40. Применение биспецифического антитела по любому из пп. 1-15 и по меньшей мере одного другого терапевтически активного соединения для лечения у субъекта, нуждающегося в таком лечении, заболевания или нарушения, опосредованного PD-L1 и CD47.

41. Применение по п. 40, где заболевание или нарушение, опосредованное PD-L1 и CD47, выбрано из группы: тройной негативный рак молочной железы (ТНРМЖ), рак головы и шеи (РГШ), рак желудка (РЖ), рак пищеводно-желудочного перехода, аденокарцинома легкого, немелкоклеточный рак легкого, мелкоклеточный рак легкого, острый миелоидный лейкоз, миелодиспластический синдром, злокачественные новообразования с высоким уровнем микросателлитной нестабильности, множественная миелома, рак яичника, почечно-клеточный рак, рак мочевого пузыря, рак шейки матки.

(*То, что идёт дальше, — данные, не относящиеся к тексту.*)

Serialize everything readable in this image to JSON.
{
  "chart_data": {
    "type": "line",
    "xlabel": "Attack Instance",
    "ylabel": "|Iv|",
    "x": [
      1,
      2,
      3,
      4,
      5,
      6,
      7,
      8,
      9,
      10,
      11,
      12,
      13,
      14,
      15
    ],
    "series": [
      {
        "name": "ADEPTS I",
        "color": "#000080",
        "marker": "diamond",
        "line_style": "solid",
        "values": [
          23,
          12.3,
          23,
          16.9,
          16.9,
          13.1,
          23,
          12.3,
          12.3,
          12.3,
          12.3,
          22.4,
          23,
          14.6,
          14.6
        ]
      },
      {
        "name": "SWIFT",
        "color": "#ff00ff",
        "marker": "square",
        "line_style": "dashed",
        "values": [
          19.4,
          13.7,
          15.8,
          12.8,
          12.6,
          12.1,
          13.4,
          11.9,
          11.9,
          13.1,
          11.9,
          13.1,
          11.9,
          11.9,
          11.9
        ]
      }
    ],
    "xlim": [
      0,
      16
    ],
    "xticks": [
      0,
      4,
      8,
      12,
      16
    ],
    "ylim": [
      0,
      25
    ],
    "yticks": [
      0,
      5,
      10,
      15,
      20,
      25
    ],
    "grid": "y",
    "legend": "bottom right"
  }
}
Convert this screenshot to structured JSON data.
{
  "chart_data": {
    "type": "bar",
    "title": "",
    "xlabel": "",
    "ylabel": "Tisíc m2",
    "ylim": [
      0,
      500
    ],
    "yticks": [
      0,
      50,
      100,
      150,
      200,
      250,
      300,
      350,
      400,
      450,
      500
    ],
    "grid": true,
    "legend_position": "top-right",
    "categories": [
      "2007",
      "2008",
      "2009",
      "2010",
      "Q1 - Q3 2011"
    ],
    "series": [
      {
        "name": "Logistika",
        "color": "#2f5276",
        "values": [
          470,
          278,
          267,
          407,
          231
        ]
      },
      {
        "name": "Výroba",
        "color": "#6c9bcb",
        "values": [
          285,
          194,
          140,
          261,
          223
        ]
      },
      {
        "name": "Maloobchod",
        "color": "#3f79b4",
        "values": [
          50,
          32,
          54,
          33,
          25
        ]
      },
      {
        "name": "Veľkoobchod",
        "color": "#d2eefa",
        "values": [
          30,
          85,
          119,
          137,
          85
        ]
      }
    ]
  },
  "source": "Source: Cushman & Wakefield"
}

42. Применение по любому из пп. 40, 41, где другое терапевтически активное соединение представляет собой антитело, химиотерапевтическое средство, средство для гормональной терапии или любую их комбинацию.

43. Применение по п. 42, где химиотерапевтическое средство выбирают из группы, которая включает: доцетаксел, паклитаксел, доксорубицин, препараты платины, карбоплатин, 5-фторурацил, ингибиторы тирозинкиназы, акситиниб, липосомальный доксорубицин, липосомальный паклитаксел или любая их комбинация.

44. Применение по п. 42, где антитело представляет собой трастузумаб.

45. Применение по п. 42, где комбинация представляет трастузумаб и химиотерапевтическое средство, которое выбирают из группы, включающей доцетаксел, паклитаксел, доксорубицин, препараты платины, карбоплатин, 5-фторурацил, ингибиторы тирозинкиназы, акситиниб, липосомальный доксорубицин, липосомальный паклитаксел или любая их комбинация.